In the future, NASA's Earth Observing System (EOS) platforms will produce enormous amounts of remote sensing image data that will be stored in the EOS Data Information System. For the past several years, the Intelligent Data Management group at Goddard's Information Science and Technology Office has been researching techniques for automatically cataloguing and characterizing image data (ADCC) from EOS into a distributed database. At the core of the approach, scientists will be able to retrieve data based upon the contents of the imagery. The ability to automatically classify imagery is key to the success of contents-based search. We report results from experiments applying a novel machine learning framework, based on Set-Enumeration (SE) trees, to the ADCC domain. We experiment with two images: one taken from the Blackhills region in South Dakota; and the other from the Washington DC area.
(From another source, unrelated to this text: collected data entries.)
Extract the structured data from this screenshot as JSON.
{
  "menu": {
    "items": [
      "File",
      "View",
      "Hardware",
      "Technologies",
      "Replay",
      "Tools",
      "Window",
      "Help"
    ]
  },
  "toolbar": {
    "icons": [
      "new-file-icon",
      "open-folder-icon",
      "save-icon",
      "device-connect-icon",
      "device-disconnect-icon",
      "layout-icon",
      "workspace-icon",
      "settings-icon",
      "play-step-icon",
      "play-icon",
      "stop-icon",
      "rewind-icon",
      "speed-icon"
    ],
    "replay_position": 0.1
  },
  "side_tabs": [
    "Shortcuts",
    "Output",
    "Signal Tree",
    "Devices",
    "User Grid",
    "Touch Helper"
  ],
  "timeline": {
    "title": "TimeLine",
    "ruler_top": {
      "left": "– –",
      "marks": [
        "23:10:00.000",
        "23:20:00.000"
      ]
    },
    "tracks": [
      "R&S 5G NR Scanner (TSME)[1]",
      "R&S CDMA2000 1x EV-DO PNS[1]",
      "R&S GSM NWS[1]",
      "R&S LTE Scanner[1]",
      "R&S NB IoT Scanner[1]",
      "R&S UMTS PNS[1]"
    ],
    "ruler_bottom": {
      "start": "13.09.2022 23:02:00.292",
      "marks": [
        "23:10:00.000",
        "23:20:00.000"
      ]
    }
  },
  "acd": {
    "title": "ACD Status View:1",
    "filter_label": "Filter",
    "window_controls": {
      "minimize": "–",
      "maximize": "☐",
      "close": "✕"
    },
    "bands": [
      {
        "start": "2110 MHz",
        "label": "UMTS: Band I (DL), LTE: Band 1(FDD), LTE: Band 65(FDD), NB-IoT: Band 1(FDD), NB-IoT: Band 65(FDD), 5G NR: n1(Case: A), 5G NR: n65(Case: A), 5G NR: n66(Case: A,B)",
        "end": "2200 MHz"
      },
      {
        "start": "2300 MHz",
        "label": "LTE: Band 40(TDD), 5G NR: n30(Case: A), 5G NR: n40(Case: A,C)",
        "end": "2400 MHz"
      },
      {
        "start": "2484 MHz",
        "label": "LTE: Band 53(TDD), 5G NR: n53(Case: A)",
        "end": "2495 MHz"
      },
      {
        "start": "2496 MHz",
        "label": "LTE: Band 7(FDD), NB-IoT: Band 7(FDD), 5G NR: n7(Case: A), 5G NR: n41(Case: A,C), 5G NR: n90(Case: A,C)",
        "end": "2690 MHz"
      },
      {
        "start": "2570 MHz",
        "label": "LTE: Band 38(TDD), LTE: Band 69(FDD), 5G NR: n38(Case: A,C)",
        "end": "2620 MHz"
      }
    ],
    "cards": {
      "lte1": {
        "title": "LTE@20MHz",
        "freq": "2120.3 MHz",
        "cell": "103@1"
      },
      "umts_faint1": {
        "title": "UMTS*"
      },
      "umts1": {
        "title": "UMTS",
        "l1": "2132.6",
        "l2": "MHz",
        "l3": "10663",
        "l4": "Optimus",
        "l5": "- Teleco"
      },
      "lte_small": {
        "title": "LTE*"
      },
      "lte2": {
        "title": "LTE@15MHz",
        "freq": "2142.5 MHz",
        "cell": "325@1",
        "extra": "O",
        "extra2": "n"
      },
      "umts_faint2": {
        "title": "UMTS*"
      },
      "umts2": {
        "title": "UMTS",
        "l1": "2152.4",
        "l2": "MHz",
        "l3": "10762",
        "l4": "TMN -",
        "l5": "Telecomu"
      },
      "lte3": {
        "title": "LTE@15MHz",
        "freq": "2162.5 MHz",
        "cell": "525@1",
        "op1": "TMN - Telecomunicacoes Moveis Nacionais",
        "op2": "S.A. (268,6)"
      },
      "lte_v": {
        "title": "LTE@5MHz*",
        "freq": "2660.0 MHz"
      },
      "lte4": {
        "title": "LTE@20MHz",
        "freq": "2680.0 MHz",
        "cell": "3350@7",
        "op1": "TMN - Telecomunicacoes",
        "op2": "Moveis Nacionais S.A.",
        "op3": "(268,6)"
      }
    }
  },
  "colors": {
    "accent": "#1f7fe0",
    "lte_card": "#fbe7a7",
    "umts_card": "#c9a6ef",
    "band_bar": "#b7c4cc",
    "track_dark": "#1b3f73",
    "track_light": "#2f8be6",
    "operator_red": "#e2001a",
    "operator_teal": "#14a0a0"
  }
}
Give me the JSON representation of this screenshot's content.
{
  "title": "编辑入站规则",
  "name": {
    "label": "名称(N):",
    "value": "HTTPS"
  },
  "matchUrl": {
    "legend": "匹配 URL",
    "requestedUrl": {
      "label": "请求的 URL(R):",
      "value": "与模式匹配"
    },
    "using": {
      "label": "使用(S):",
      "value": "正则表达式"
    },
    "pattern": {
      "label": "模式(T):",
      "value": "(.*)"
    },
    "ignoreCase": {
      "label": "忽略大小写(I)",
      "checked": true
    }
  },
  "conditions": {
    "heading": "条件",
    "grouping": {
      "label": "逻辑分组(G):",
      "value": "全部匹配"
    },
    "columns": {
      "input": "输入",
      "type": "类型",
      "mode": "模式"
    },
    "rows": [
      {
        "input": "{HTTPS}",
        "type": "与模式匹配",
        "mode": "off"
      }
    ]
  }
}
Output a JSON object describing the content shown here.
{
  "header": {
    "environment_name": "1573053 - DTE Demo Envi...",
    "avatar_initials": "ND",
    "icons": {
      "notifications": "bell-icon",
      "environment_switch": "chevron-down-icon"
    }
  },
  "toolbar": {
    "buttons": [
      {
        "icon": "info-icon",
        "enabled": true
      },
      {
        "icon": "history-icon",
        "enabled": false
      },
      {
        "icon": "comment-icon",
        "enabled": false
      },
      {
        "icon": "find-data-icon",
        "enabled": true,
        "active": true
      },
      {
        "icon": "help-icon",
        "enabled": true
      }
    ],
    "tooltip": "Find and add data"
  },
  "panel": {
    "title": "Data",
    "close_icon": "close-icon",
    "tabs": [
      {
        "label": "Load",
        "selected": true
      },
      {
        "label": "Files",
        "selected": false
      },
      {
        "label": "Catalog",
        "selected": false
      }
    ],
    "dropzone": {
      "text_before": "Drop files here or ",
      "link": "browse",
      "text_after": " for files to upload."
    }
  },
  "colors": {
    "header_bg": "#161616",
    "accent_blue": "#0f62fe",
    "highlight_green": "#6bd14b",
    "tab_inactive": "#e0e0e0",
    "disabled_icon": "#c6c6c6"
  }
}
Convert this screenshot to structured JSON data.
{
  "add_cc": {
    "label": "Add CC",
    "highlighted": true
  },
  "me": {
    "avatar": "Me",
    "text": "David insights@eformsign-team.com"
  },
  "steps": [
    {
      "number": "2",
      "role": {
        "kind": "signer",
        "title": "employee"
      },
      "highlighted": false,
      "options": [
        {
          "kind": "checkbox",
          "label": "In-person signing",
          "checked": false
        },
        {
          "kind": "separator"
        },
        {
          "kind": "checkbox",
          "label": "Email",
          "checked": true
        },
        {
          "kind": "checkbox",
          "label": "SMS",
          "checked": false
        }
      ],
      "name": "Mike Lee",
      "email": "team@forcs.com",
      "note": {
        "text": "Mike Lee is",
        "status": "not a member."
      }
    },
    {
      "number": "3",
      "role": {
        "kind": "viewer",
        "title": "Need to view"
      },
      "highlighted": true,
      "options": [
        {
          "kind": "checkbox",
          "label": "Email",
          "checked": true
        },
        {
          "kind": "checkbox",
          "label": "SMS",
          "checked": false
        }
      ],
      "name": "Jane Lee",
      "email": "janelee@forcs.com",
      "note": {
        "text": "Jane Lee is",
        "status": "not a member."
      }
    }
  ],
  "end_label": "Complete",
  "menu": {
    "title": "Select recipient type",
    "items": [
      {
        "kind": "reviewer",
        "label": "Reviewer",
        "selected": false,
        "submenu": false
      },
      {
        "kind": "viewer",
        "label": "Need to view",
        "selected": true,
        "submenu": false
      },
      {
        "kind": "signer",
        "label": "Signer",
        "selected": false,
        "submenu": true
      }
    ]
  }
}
In a classical machine learning experimentation approach, an image's pixels are randomly partitioned into training (i.e. including ground truth or survey data) and testing sets. The prediction model is built using the pixels in the training set, and its performance is estimated using the testing set. With the first Blackhills image, we perform various experiments achieving an accuracy level of 83.2 percent, compared to 72.7 percent using a Back Propagation Neural Network (BPNN) and 65.3 percent using a Gaussain Maximum Likelihood Classifier (GMLC). However, with the Washington DC image, we were only able to achieve 71.4 percent, compared with 67.7 percent reported for the BPNN model and 62.3 percent for the GMLC.